The WhatsApp hack occurred when Mr Modi’s government was engaged in a long-running campaign to compel the Facebook-owned company to hand over de-encrypted messages on national security grounds. Facebook has refused and is challenging the government in India’s Supreme Court. WhatsApp declined to comment. Facebook did not respond to a request for comment.
This battle epitomised the often antagonistic relationship between the BJP and Silicon Valley, for whom India is one of their most promising markets.
The government official argues that, if not robustly regulated, foreign tech companies pose a greater risk to Indians’ security than its own initiatives. A lack of clear rules will leave Indians vulnerable to breaches, such as the unlawful use of US voters’ Facebook data by Cambridge Analytica, with minimal recourse.
“What’s happening with Facebook, Instagram, TikTok and WhatsApp will be much, much wider and more critical than what is happening with Aadhaar,” the official says. If there aren’t clear policies governing their behaviour, “in the future there will be much bigger issues to be concerned about”, he adds.
As tech titans face off with Mr Modi’s government, some Indian companies have positioned themselves as an alternative. Last year India’s richest man Mukesh Ambani, whose oil conglomerate Reliance Industries has used its financial might to build a fast-growing digital arm including the smartphone operator Jio, cast the need to protect Indians’ data in patriotic terms.
Mahatma Gandhi “led India’s movement against political colonisation”, he said. “We have to collectively launch a new movement against data colonisation.”
Mr Ambani argued that foreign firms have for too long profited from processing Indians’ personal data without offering adequate safeguards. Reliance has suggested it will offer its customers more protection. “We will have to migrate the control and ownership of Indian data back to India,” he said.

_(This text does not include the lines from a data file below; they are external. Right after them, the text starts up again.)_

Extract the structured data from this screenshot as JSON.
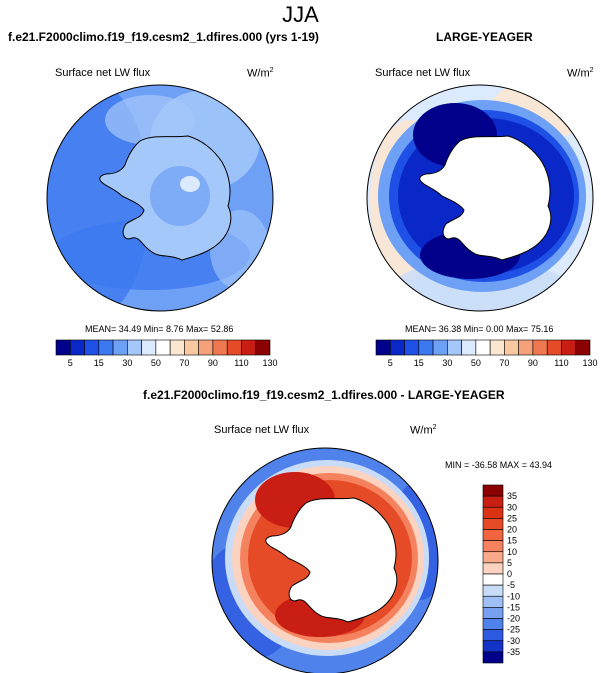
{
  "season": "JJA",
  "panels": [
    {
      "id": "model",
      "title": "f.e21.F2000climo.f19_f19.cesm2_1.dfires.000 (yrs 1-19)",
      "variable": "Surface net LW flux",
      "units_base": "W/m",
      "units_exp": "2",
      "stats": "MEAN= 34.49  Min=  8.76  Max=  52.86",
      "colorbar": [
        "5",
        "15",
        "30",
        "50",
        "70",
        "90",
        "110",
        "130"
      ]
    },
    {
      "id": "obs",
      "title": "LARGE-YEAGER",
      "variable": "Surface net LW flux",
      "units_base": "W/m",
      "units_exp": "2",
      "stats": "MEAN= 36.38  Min=  0.00  Max=  75.16",
      "colorbar": [
        "5",
        "15",
        "30",
        "50",
        "70",
        "90",
        "110",
        "130"
      ]
    },
    {
      "id": "diff",
      "title": "f.e21.F2000climo.f19_f19.cesm2_1.dfires.000 - LARGE-YEAGER",
      "variable": "Surface net LW flux",
      "units_base": "W/m",
      "units_exp": "2",
      "stats": "MIN = -36.58 MAX =  43.94",
      "colorbar": [
        "35",
        "30",
        "25",
        "20",
        "15",
        "10",
        "5",
        "0",
        "-5",
        "-10",
        "-15",
        "-20",
        "-25",
        "-30",
        "-35"
      ]
    }
  ],
  "chart_data": [
    {
      "type": "heatmap",
      "projection": "south-polar-stereographic",
      "title": "f.e21.F2000climo.f19_f19.cesm2_1.dfires.000 (yrs 1-19)",
      "variable": "Surface net LW flux",
      "units": "W/m2",
      "mean": 34.49,
      "min": 8.76,
      "max": 52.86,
      "contour_levels": [
        5,
        15,
        30,
        50,
        70,
        90,
        110,
        130
      ],
      "colors": [
        "#00008b",
        "#0a28c8",
        "#1e50e6",
        "#3c78f0",
        "#6ea0f5",
        "#a5c8fa",
        "#dceaff",
        "#ffffff",
        "#fbe6d2",
        "#f8c8a0",
        "#f5a07a",
        "#f07850",
        "#e64b28",
        "#c81e14",
        "#8b0000"
      ]
    },
    {
      "type": "heatmap",
      "projection": "south-polar-stereographic",
      "title": "LARGE-YEAGER",
      "variable": "Surface net LW flux",
      "units": "W/m2",
      "mean": 36.38,
      "min": 0.0,
      "max": 75.16,
      "contour_levels": [
        5,
        15,
        30,
        50,
        70,
        90,
        110,
        130
      ],
      "colors": [
        "#00008b",
        "#0a28c8",
        "#1e50e6",
        "#3c78f0",
        "#6ea0f5",
        "#a5c8fa",
        "#dceaff",
        "#ffffff",
        "#fbe6d2",
        "#f8c8a0",
        "#f5a07a",
        "#f07850",
        "#e64b28",
        "#c81e14",
        "#8b0000"
      ]
    },
    {
      "type": "heatmap",
      "projection": "south-polar-stereographic",
      "title": "f.e21.F2000climo.f19_f19.cesm2_1.dfires.000 - LARGE-YEAGER",
      "variable": "Surface net LW flux",
      "units": "W/m2",
      "min": -36.58,
      "max": 43.94,
      "contour_levels": [
        35,
        30,
        25,
        20,
        15,
        10,
        5,
        0,
        -5,
        -10,
        -15,
        -20,
        -25,
        -30,
        -35
      ],
      "colors": [
        "#8b0000",
        "#c81e14",
        "#dc3214",
        "#e64b28",
        "#f06440",
        "#f5825e",
        "#f8aa8a",
        "#fcd2c0",
        "#ffffff",
        "#c8dcf8",
        "#a0c0f5",
        "#78a0f0",
        "#5082eb",
        "#2d5ae1",
        "#1432c8",
        "#00008b"
      ]
    }
  ],
  "colors": {
    "ice_white": "#ffffff",
    "coast": "#000000",
    "frame": "#000000"
  }
}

But India’s more muscular approach to data regulation has set it on a collision course with the US, one of its largest trading partners, which accuses it of protectionism. Washington has painted India’s efforts to ensure foreign companies store data locally as little more than a trade barrier, arguing it is designed to hurt tech companies such as Amazon and Google which have lucrative businesses transporting and processing data internationally.

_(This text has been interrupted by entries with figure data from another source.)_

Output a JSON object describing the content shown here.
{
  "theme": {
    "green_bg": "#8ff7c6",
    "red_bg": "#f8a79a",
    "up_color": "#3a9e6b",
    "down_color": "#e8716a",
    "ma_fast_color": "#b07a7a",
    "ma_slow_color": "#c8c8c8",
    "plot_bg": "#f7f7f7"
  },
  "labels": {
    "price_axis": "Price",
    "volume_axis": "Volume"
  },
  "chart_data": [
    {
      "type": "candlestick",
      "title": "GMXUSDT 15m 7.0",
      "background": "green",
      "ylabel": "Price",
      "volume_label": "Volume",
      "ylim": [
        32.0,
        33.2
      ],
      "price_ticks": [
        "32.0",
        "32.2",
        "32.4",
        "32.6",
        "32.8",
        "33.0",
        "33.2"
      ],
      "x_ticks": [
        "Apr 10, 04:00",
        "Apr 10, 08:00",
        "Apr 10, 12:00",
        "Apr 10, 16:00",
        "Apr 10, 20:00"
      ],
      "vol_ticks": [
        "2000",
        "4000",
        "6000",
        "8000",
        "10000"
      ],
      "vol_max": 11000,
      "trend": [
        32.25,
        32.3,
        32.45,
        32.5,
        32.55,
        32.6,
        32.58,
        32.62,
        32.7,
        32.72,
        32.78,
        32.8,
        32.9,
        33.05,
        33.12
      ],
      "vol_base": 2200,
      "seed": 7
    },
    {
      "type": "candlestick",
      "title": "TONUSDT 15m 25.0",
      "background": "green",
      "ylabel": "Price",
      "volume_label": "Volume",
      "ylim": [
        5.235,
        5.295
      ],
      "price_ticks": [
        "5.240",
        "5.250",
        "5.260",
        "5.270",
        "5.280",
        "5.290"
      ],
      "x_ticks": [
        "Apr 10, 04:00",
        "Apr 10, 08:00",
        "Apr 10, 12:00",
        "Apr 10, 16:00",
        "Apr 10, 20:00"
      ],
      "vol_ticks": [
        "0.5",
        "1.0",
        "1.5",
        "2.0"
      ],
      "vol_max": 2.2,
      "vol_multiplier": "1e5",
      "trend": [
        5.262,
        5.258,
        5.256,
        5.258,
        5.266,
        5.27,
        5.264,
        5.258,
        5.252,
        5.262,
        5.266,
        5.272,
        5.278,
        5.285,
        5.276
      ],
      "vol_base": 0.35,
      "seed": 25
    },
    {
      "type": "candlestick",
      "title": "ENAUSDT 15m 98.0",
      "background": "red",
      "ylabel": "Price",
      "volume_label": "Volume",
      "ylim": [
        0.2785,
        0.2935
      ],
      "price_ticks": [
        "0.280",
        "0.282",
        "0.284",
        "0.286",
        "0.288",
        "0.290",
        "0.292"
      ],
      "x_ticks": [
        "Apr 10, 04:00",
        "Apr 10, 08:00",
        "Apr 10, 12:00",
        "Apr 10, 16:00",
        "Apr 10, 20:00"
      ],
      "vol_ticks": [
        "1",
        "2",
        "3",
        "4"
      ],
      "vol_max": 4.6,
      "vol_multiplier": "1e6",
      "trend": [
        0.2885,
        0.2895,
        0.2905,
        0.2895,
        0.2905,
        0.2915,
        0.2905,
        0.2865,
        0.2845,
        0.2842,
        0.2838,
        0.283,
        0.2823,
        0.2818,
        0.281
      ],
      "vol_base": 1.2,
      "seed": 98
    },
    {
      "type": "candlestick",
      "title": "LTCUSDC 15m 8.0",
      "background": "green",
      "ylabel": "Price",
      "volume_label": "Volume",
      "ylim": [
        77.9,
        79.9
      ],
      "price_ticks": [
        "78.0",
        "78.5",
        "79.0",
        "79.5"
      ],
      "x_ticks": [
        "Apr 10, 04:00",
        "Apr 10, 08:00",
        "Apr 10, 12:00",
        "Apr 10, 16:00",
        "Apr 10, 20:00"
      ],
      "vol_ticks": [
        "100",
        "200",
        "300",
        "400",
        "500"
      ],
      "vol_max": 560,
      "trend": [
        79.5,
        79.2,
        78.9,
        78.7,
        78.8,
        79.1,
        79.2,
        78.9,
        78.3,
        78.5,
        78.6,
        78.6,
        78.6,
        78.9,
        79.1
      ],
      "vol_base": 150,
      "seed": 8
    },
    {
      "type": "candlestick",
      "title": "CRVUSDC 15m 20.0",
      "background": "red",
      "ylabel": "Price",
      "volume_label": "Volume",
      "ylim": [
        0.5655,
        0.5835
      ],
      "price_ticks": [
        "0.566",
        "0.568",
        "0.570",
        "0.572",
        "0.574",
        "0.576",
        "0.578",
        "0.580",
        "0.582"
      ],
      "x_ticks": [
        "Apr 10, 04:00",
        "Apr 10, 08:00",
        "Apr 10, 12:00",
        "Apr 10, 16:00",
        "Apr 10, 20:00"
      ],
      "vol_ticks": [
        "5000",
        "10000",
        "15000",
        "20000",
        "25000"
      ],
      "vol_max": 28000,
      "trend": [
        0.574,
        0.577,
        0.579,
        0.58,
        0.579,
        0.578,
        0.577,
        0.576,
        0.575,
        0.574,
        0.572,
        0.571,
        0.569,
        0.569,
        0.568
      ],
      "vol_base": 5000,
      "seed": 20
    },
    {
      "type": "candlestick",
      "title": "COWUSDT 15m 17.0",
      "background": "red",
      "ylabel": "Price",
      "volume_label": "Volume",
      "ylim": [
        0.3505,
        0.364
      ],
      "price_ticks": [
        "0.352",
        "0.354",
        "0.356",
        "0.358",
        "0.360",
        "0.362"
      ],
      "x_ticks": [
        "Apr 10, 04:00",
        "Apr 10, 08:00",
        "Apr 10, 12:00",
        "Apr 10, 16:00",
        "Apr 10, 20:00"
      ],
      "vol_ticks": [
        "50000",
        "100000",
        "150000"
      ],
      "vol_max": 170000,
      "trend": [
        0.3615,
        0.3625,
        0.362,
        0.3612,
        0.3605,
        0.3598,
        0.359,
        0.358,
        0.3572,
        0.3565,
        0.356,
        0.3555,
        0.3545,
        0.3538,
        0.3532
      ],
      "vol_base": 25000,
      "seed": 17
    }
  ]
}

India’s central bank in 2018 mandated that payments data had to be stored in India, a move that primarily affected US payment groups Visa and Mastercard. Other branches of government followed with their own proposals to mandate local data storage.
The clash over data further strained relations, with the US trade department last year calling India’s data localisation proposals “discriminatory and trade-distortive”.
Since then, both India’s central bank and IT ministry have softened their localisation proposals, with the latest privacy bill mandating that only personal data it deems “sensitive”or “critical” be stored in India.
But American tech executives insist that these and other policies will still hurt them. They point to one proposal that would compel companies to hand over “anonymised” data sets to the government when asked, such as showing search habits or commuting patterns, in order to aid the delivery of services and help craft policy. Tech groups say it undercuts their business models, unfairly raiding proprietary data they have painstakingly collected.
“We are very much concerned,” says Mukesh Aghi, president of the US-India Strategic Partnership Forum. “What we’re saying is: ‘Give us a level playing field.’ What we’re seeing now is some kind of a subtle reining in of these [US] companies, while trying to support domestic companies.”
As India charts its course on privacy and data regulation in parliament, its efforts to build up surveillance capabilities continue. Innefu’s Mr Sharma says India should not be judged for asserting its data sovereignty, arguing what is being done is no different than what has already happened in the US and China.
“They [the government] understand data protection well,” says Mr Sharma about the BJP. “The thought process is changing.”